According to Hancock, most people are only familiar with the surfeit of romantic fairytale myths that surround the diverse collection of individuals erroneously termed “gypsies.”

Novels, poems, plays, films and songs over the past several centuries have portrayed ‘gypsies’ as free-spirited, promiscuous, indigent criminals who dance around campfires and are fortunetellers, thieves and liars. ‘Gypsies’ are carefree and enjoy an almost childlike innocence and release from duty. ‘Gypsies’ practice witchcraft, steal babies in the dead of night and are filthy and unkempt, so the stories say.

“This ridiculous fictional image has taken on a life of its own,” says Hancock. “The cliché description of Romanies is so deeply rooted that it may never totally be eradicated. There are countless representations in films and books of Italians as Mafia members, but no one actually believes that all Italians are Mafia members. That is not true for my people.”

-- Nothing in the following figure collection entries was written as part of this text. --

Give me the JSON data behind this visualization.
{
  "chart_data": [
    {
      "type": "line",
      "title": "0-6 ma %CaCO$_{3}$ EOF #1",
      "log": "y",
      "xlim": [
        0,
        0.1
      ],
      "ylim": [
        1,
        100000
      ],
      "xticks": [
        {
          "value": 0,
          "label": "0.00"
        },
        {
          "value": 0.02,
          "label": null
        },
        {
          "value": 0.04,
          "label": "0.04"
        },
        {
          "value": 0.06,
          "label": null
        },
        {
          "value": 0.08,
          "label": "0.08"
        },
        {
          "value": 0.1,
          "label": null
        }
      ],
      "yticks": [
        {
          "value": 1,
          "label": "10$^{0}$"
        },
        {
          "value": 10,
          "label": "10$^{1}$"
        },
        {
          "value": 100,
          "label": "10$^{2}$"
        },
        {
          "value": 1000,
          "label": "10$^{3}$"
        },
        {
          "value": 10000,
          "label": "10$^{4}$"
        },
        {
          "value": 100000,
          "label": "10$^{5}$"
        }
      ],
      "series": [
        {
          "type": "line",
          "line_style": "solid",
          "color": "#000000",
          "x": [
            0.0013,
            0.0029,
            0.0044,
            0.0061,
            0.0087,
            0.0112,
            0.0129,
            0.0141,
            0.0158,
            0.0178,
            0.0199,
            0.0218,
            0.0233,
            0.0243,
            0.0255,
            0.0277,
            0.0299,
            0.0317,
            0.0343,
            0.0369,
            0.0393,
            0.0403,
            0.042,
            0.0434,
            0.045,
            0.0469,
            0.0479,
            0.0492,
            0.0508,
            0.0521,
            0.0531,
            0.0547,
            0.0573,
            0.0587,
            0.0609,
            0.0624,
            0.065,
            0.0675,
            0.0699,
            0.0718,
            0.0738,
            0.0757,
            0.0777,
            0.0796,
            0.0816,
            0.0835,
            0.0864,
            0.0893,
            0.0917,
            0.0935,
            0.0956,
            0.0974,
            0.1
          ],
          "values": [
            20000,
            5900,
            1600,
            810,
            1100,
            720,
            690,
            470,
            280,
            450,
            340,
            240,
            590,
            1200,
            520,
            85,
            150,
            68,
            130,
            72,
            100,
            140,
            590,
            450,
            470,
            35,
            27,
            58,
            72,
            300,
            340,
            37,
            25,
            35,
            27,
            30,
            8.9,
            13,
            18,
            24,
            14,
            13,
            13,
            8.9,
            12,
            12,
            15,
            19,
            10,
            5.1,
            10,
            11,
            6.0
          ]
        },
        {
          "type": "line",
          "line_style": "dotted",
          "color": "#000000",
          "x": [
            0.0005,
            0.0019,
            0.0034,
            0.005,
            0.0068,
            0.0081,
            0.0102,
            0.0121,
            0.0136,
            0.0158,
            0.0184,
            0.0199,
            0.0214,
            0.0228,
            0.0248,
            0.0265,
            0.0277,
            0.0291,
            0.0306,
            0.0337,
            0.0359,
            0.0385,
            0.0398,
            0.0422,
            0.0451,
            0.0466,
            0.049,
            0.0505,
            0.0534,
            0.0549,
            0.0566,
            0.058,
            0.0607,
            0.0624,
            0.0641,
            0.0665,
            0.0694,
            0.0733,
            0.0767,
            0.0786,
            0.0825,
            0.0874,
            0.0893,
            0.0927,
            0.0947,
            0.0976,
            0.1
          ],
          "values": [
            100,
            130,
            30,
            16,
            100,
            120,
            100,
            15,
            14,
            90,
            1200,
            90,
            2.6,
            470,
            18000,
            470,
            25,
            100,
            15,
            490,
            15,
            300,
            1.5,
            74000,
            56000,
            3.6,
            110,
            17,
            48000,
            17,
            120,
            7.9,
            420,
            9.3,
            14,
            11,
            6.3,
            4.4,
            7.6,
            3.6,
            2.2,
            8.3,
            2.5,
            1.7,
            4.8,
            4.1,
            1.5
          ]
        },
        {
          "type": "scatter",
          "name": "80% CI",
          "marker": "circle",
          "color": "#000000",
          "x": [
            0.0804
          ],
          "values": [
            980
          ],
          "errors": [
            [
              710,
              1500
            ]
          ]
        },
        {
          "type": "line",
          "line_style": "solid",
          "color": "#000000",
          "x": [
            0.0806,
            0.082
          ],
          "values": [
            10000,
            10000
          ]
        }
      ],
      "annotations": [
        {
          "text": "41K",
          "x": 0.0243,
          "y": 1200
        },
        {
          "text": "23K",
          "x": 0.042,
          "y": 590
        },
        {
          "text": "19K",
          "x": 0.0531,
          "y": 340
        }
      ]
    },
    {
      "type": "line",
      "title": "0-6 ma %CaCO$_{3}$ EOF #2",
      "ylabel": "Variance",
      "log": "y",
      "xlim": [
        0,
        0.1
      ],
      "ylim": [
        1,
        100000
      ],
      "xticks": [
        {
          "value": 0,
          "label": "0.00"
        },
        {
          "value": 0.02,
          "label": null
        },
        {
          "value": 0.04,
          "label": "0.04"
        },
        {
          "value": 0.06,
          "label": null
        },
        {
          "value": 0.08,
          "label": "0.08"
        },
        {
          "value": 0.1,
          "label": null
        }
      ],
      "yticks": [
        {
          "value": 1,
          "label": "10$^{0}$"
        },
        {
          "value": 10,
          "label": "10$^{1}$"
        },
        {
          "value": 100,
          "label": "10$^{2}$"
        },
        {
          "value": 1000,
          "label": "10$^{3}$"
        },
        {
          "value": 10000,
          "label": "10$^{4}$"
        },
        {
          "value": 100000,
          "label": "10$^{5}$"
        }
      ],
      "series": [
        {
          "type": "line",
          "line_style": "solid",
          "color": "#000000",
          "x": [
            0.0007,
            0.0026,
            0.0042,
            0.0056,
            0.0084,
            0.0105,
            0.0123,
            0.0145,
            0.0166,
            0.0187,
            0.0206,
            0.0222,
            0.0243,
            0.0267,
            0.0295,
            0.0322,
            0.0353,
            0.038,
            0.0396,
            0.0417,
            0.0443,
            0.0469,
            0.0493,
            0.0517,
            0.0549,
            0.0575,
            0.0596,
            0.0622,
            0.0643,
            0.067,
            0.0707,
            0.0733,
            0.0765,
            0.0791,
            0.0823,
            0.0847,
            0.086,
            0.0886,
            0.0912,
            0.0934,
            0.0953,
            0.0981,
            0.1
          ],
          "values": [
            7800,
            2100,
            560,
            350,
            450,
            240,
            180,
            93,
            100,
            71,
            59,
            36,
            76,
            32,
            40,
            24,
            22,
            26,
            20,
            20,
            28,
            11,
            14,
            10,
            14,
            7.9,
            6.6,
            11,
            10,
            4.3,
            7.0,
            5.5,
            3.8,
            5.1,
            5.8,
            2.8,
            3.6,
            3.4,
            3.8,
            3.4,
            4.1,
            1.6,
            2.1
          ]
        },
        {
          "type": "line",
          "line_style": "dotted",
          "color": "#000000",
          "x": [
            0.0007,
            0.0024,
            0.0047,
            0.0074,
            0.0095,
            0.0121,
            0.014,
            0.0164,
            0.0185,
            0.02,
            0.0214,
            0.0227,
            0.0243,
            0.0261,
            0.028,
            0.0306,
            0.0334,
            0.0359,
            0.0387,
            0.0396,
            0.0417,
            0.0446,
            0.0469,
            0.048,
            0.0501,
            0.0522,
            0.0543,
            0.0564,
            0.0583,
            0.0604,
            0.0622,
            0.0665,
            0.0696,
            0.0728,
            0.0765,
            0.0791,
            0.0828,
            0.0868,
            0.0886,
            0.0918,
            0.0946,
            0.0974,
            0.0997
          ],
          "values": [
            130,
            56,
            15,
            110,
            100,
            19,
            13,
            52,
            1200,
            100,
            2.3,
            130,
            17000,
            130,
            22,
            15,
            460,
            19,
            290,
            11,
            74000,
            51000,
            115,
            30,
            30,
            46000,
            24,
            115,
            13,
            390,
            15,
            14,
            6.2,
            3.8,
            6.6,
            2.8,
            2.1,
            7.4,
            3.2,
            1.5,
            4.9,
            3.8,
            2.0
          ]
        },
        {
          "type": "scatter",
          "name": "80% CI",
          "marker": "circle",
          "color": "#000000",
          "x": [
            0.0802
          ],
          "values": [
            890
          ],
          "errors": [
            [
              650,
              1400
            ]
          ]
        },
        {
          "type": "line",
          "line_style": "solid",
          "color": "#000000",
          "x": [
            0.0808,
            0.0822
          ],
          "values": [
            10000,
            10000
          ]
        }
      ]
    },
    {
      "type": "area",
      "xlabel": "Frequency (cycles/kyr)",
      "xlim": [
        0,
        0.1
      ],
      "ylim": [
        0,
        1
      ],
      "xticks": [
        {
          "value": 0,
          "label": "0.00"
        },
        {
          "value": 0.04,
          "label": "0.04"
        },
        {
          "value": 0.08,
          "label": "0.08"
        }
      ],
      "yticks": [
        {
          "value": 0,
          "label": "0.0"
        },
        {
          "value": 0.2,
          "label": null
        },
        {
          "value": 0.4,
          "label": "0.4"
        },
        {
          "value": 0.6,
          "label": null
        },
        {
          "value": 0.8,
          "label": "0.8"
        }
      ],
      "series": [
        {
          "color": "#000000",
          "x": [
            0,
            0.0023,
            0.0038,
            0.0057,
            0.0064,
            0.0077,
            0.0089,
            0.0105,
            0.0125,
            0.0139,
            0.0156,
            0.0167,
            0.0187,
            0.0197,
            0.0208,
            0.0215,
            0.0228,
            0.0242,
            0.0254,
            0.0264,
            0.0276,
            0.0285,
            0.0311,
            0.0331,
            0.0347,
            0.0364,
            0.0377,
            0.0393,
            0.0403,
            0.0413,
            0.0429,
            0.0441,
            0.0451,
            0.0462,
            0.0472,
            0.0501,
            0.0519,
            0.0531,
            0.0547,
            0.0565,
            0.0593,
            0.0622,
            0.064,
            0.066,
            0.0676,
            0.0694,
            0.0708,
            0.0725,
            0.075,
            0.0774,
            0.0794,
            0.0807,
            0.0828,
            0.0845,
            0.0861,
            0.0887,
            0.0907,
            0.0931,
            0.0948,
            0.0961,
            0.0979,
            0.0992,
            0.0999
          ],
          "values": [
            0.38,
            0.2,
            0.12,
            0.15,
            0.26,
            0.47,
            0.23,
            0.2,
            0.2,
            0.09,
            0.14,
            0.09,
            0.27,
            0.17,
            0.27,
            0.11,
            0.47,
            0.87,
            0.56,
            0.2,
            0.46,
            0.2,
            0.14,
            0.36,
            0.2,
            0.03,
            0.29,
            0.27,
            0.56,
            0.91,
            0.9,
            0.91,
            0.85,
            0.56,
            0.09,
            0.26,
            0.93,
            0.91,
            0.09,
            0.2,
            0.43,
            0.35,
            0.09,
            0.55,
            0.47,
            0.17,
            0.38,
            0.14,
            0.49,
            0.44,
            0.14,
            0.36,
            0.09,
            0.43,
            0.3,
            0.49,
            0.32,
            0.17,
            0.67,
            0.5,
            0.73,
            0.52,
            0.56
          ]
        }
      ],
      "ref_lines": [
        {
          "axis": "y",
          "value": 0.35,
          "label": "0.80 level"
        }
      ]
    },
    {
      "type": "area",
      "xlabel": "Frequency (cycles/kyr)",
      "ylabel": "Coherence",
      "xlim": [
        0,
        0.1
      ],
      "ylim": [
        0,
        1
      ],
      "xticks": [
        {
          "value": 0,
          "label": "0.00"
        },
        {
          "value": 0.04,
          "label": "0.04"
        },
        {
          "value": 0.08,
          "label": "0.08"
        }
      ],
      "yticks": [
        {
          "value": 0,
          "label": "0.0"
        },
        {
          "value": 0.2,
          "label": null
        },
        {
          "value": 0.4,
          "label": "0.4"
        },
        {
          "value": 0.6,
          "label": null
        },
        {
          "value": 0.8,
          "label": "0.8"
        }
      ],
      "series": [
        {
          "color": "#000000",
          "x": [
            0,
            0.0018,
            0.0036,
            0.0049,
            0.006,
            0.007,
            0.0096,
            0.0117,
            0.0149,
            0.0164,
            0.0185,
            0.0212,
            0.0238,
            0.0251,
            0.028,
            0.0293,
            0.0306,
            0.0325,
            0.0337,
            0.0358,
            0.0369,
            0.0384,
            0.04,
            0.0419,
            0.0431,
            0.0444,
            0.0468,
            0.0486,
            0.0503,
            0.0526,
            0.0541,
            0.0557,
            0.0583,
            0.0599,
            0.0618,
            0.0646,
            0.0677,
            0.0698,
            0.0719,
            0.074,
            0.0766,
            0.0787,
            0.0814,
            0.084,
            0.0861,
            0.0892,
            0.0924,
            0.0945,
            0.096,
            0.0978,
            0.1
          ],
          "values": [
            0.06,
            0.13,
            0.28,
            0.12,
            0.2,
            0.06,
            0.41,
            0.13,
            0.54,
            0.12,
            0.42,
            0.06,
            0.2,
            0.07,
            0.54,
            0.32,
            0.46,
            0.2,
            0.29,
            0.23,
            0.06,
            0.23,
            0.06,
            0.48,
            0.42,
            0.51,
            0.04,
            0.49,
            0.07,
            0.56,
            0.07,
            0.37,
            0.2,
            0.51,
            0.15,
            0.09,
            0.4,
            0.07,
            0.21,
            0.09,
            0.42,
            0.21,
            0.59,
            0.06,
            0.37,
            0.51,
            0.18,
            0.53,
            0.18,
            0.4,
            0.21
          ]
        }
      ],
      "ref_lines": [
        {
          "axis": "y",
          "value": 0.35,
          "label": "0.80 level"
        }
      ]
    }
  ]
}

So he doesn't like cap-g Gypsy because that implies its an ethnic group and his ethnic group is called "Romani", and he doesn't like small-g gypsy because that implies that it's a lifestyle choice, etc.  (The article goes on to discuss horrific oppression of Romani people in Europe, etc.)

I think this bolsters the idea that some 'gypsies' find the use of the word 'gypsy' offensive and problematic.


It is only racist if you use tone or context to make it so.  But that can
apply to just about any word.

And in a dance environment it is definitely not racist.

I don't think we can expect people to look into our hearts and tell that we're not being racist when we use a term for their people that they find offensive.  (It's problematic.  I might want to have a discussion about a genre of music popular in the late 1800s and early 1900s, usually written by white songwriters but in which the speaker is black; they called these "coon songs".  If you want to have an academic discussion - what are the themes, what was the demand for them, was the demand higher in the South than the North, who performed them, all of which are interesting questions - can you call them "coon songs" and expect black people to find that completely inoffensive just because you're using the correct historical name, which was at the time not intended to be any more offensive than any other way of referring to black people in common currency except perhaps "Negro" - because YOU know you're not being racist? )


If anyone ever asks me (and I doubt it will ever happen) I will tell them
that we call people who travel to dances "dance gypsies", just using the
word to mean someone who travels; the move likewise is just a move where you
travel around each other.  No deep meaning!


Everybody's gotta make their own call on this.    You haven't convinced me; I doubt I'll convince you.